XLN patients had normal naive B cells and plasmablasts, but reduced IgA⁺ B cells and memory B cells, and poor B-cell proliferation. On immunization, XLN mice had a 2-fold reduction in germinal center B cells in spleen, but with increased generation of plasmablasts and plasma cells. In vitro, XLN B cells showed reduced immunoglobulin class switching and aberrant cell division as well as increased production of immunoglobulin-switched plasma cells.

Conclusions

Overactive WASp predisposes B cells for premature differentiation into plasma cells at the expense of cell proliferation and immunoglobulin class switching.

中文翻译：

X-连锁中性粒细胞减少症中过度活跃的 WASp 导致异常 B 细胞分裂和加速浆细胞生成

背景

生发中心的 B 细胞亲和力成熟依赖于细胞迁移和细胞间通讯的调节肌动蛋白动力学。
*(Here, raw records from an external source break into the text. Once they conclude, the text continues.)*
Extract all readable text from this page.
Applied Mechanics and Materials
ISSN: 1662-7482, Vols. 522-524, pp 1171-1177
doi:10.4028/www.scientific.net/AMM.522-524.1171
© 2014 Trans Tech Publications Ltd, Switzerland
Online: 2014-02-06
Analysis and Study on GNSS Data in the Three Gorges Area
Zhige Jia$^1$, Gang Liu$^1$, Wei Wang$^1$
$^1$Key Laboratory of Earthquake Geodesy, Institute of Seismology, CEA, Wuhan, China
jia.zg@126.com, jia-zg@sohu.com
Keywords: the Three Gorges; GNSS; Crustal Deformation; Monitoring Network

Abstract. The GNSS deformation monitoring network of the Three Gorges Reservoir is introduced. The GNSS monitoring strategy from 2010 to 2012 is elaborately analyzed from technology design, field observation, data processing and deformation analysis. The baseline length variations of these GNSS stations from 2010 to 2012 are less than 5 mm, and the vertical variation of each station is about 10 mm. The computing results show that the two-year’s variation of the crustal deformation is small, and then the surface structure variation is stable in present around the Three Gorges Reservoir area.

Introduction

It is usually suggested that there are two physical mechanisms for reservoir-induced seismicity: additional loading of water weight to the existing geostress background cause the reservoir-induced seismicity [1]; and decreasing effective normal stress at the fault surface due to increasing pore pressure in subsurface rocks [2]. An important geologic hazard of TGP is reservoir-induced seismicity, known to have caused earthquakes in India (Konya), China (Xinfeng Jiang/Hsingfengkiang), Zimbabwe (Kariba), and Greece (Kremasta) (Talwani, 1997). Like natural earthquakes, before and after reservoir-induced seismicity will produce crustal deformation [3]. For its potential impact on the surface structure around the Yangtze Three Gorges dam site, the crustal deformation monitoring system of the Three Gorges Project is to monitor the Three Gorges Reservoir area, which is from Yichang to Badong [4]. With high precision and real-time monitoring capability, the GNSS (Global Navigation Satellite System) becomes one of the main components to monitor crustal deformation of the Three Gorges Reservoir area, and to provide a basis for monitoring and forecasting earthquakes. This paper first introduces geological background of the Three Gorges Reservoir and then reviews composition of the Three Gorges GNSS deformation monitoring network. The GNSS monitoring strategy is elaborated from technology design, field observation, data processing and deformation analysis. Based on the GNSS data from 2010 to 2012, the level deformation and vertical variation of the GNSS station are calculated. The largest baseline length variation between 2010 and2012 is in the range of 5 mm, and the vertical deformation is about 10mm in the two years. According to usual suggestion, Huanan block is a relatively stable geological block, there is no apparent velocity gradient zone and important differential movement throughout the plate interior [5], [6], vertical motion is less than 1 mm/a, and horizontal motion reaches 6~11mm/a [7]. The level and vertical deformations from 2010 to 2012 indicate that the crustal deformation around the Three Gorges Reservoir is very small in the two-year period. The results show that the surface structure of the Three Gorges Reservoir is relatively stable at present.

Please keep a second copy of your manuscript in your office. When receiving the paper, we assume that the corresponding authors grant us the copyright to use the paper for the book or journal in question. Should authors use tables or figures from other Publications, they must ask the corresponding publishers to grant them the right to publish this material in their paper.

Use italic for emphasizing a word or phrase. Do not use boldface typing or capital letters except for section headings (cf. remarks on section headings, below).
激活细胞骨架调节因子 Wiskott-Aldrich 综合征蛋白 (WASp) 中的突变会导致 X 连锁中性粒细胞减少症 (XLN) 与血清 IgA 水平降低。

客观的

我们研究了 B 细胞在 XLN 发病机制中的作用。

方法

我们检查了 6 名 XLN 患者的 B 细胞，其中 2 名在 WASp 中有新的 R268W 和 S271F 突变。通过使用携带相应患者突变、WASp L272P 或 WASp I296T 的免疫 XLN 小鼠模型，我们检查了 B 细胞反应。

结果

XLN 患者的初始 B 细胞和浆母细胞正常，但 IgA ⁺ B 细胞和记忆 B 细胞减少，B 细胞增殖不良。免疫后，XLN 小鼠脾脏中的生发中心 B 细胞减少了 2 倍，但浆母细胞和浆细胞的生成增加。在体外， XLN B 细胞显示出免疫球蛋白类别转换减少和细胞分裂异常，以及免疫球蛋白转换浆细胞产生增加。